McCormick freshman María Corina Seijas said that although her family is among the more than four million Venezuelans who have left the country since 2014, she still cares deeply about her home country.
“The situation in my country does sometimes distract me from my academic duties,” Seijas said. “However, I try to use the current situation as a motivation to work harder because hopefully the experiences and knowledge I acquire here at NU could serve to rebuild my country in the future.”
Kellogg adjunct lecturer Daniel Lansberg-Rodríguez, a specialist in Latin American geopolitical risk, believes that, like Seijas, many Venezuelans abroad are eager to help rebuild the country.
Born in the U.S. to Venezuelan parents, Lansberg-Rodríguez grew up “between here and Venezuela” and still has friends and family who live in the country. He describes the situation in Venezuela as complex, but he said he is confident that once the political and economic crisis is resolved, the Venezuelan diaspora will bring new ideas to the country, as “it’s impossible to find a country that has so perfectly exported its educated class as Venezuela.”

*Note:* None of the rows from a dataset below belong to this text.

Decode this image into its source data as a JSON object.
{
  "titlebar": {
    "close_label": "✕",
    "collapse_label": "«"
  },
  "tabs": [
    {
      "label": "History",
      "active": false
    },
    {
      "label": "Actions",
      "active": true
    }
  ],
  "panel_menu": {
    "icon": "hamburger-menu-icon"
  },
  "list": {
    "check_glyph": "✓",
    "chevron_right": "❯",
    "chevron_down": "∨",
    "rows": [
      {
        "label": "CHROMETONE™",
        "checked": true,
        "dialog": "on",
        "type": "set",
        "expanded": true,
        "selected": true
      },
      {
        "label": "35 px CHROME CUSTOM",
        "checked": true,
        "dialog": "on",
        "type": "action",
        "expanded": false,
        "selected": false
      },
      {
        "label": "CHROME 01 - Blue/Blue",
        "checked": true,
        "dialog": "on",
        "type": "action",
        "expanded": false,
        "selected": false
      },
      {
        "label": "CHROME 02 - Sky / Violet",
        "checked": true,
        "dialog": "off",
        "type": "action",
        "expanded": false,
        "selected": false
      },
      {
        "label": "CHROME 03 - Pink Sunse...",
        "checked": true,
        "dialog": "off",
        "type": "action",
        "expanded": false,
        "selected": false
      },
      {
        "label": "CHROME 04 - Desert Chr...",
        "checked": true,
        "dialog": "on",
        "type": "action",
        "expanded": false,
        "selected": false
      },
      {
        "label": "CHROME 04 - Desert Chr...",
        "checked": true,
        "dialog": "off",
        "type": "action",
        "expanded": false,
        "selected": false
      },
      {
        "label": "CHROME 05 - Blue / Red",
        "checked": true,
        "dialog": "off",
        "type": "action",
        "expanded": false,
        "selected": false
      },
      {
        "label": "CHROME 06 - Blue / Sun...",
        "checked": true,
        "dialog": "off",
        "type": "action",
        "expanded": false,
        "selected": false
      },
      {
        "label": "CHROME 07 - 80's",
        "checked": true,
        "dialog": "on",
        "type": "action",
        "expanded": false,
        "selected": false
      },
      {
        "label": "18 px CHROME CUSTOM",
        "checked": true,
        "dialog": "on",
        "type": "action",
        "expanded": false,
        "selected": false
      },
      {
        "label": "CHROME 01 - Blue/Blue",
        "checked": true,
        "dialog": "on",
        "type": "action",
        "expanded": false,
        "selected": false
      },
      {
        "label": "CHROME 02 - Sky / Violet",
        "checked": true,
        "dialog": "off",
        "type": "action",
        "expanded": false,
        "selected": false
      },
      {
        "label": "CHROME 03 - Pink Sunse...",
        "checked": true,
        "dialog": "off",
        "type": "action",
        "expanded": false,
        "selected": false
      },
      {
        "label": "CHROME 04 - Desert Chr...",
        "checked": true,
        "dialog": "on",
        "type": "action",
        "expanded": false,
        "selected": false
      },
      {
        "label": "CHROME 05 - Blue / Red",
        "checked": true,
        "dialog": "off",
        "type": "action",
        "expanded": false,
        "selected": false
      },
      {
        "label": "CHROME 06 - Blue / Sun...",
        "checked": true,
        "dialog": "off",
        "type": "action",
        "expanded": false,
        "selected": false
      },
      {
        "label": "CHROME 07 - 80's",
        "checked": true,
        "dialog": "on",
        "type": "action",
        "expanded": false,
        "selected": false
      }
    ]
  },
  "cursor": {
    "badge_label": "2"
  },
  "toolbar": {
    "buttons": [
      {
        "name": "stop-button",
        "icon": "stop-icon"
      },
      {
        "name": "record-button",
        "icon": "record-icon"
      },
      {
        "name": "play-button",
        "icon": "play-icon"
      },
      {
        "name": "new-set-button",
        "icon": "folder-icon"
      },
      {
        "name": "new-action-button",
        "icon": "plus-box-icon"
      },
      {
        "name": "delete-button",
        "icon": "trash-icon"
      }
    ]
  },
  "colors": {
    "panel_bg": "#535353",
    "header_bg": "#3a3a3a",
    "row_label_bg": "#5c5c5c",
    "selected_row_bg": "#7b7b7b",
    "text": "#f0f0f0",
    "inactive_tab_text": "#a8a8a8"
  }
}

“The minute Venezuela becomes an open economy, you could have a flood of not only Venezuelans coming home, but investments in Venezuela,” Lensberg-Rodríguez said. “When you had the opening of the economy in Cuba, you saw those whose parents and grandparents fled the Cuban Revolution invest in the country. That could happen in Venezuela, but also because those Venezuelans had been exposed to things that work elsewhere, to new ideas, to new norms, that’s something that could be a huge benefit. I think the recovery could be much faster than we imagine, because of the diaspora.”
As Zárate hopes for the best outcome in her country, she said she is doing her best to keep up-to-date with the news and to support Venezuela from abroad – all of that while preparing to help it actively in the future.
“If I were there, I wouldn’t be really able to do anything,” Zárate said. “Right now, my best chance to help is to prepare myself here, to study and then pursue a career that will help me support my family and my country.”